Optimize sorting matrix entries by row and column

I am writing a routine to store an $ M$ -by-$ N$ sparse matrix in a balanced binary tree. The insertion routine calls a comparison function to determine where a new matrix entry $ (i,j)$ should be inserted in the tree. I am defining the ordering of the matrix elements simliar to how C handles a row-major ordered dense matrix. In particular, a matrix element $ (i_a,j_a)$ comes before $ (i_b,j_b)$ if: $ $ N i_a + j_a < N i_b + j_b $ $ I need to write a routine which returns $ -1$ if $ (i_a,j_a)$ is less than $ (i_b,j_b)$ , $ +1$ if $ (i_a,j_a)$ is greater than $ (i_b,j_b)$ and $ 0$ if they are equal.
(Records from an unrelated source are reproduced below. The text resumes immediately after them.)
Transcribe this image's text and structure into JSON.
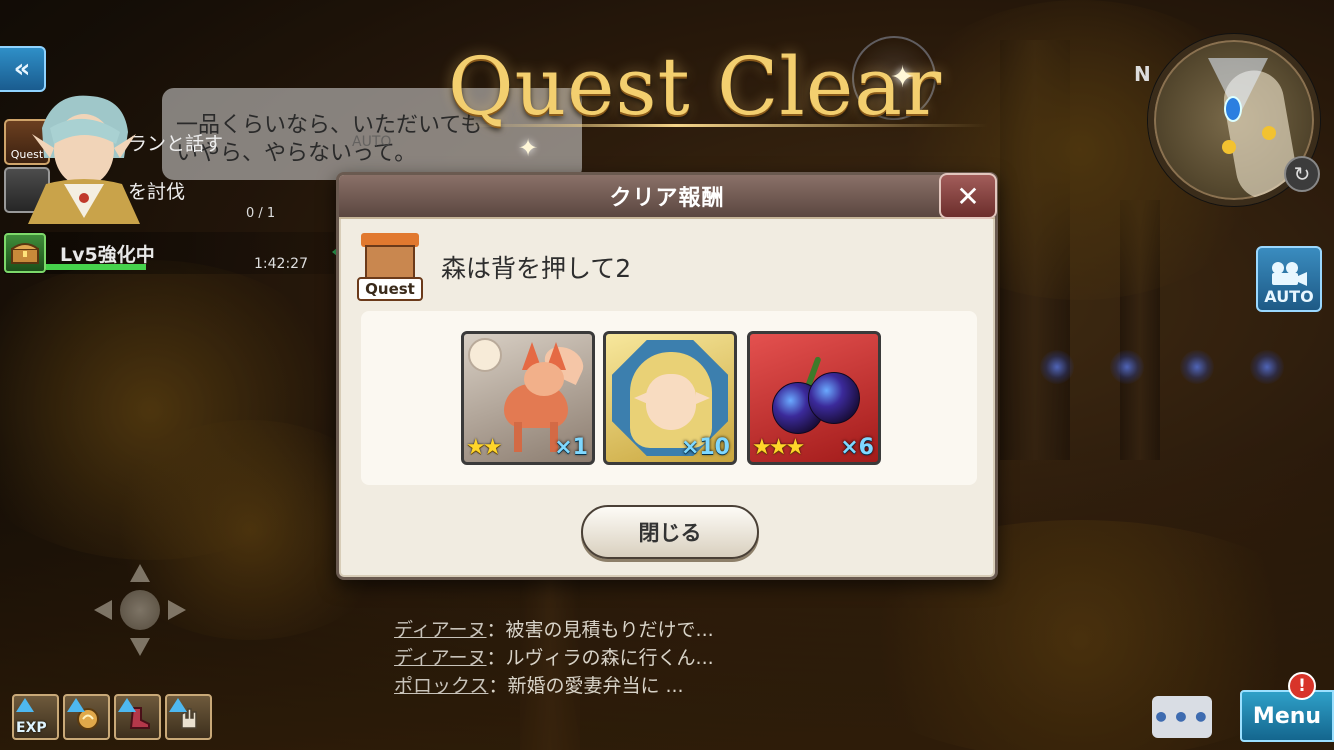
{
  "title": {
    "text": "Quest Clear"
  },
  "nav": {
    "back_icon": "«"
  },
  "speech_bubble": {
    "line1": "一品くらいなら、いただいても",
    "line2": "いやら、やらないって。",
    "auto_tag": "AUTO"
  },
  "quest_tracker": {
    "quest_label": "Quest",
    "item1": "ランと話す",
    "item2": "を討伐",
    "count": "0 / 1"
  },
  "enhance_status": {
    "label": "Lv5強化中",
    "timer": "1:42:27"
  },
  "minimap": {
    "north": "N",
    "rotate_icon": "↻"
  },
  "auto_camera": {
    "label": "AUTO"
  },
  "reward_dialog": {
    "header": "クリア報酬",
    "close_icon": "✕",
    "quest_badge": "Quest",
    "quest_name": "森は背を押して2",
    "rewards": [
      {
        "name": "winged-fox-companion",
        "stars": "★★",
        "qty": "×1"
      },
      {
        "name": "elf-girl-portrait",
        "stars": "",
        "qty": "×10"
      },
      {
        "name": "star-plum-fruit",
        "stars": "★★★",
        "qty": "×6"
      }
    ],
    "close_button": "閉じる"
  },
  "chat_log": [
    {
      "speaker": "ディアーヌ",
      "text": "：被害の見積もりだけで..."
    },
    {
      "speaker": "ディアーヌ",
      "text": "：ルヴィラの森に行くん..."
    },
    {
      "speaker": "ポロックス",
      "text": "：新婚の愛妻弁当に ..."
    }
  ],
  "bottom_left": {
    "exp_label": "EXP"
  },
  "bottom_right": {
    "chat_icon": "•••",
    "menu_label": "Menu",
    "alert": "!"
  },
  "colors": {
    "title_gold": "#f3cf6f",
    "dialog_bg": "#f1ece1",
    "dialog_header": "#6e5650",
    "qty_cyan": "#7fd8ff",
    "star_yellow": "#ffd52a"
  }
}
I want this routine to be as fast as possible since I will be calling it hundreds of millions of times.

I’ve tried two options so far, which I implement as macros to avoid the overhead of a function call.

Option 1: Comparing rows first and then compare columns

#define COMPARE(ia,ja,ib,jb) (ia < ib ? -1 : (ia > ib ? 1 : (ja < jb ? -1 : ja > jb))) 

The worst case for this option is 4 comparisons between integers.

Option 2: Compare full linear index

#define COMPARE(ia,ja,ib,jb) (ia*N + ja < ib*N + jb ? -1 : ia*N + ja > ib*N + jb) 

The worst case for this option is 2 multiplies, 2 adds, and 2 comparisons (assuming the compiler optimizes so that the quantities $ N i_a + j_a$ and $ N i_b + j_b$ are computed only once).

So far, Option 1 is a clear winner, and runs faster by around 20-30% on tests I have done.

My question is: can anyone suggest a way to optimize this even more, by somehow improving on Option 1, or perhaps suggesting a completely different method of sorting matrix elements in the tree?

Profiling has shown that a significant amount of time is spent in this comparison function, so it is worth it to me to make it as fast as possible.

Another idea I have is to use 2 levels of binary trees. The high-level tree uses only row indices for sorting. Then each node in that tree contains a pointer to another tree which uses the column indices for sorting. This way the comparison function only needs to compare two integers instead of 4. But having 2 levels of tree would make things more complicated. I have not implemented or benchmarked this approach yet.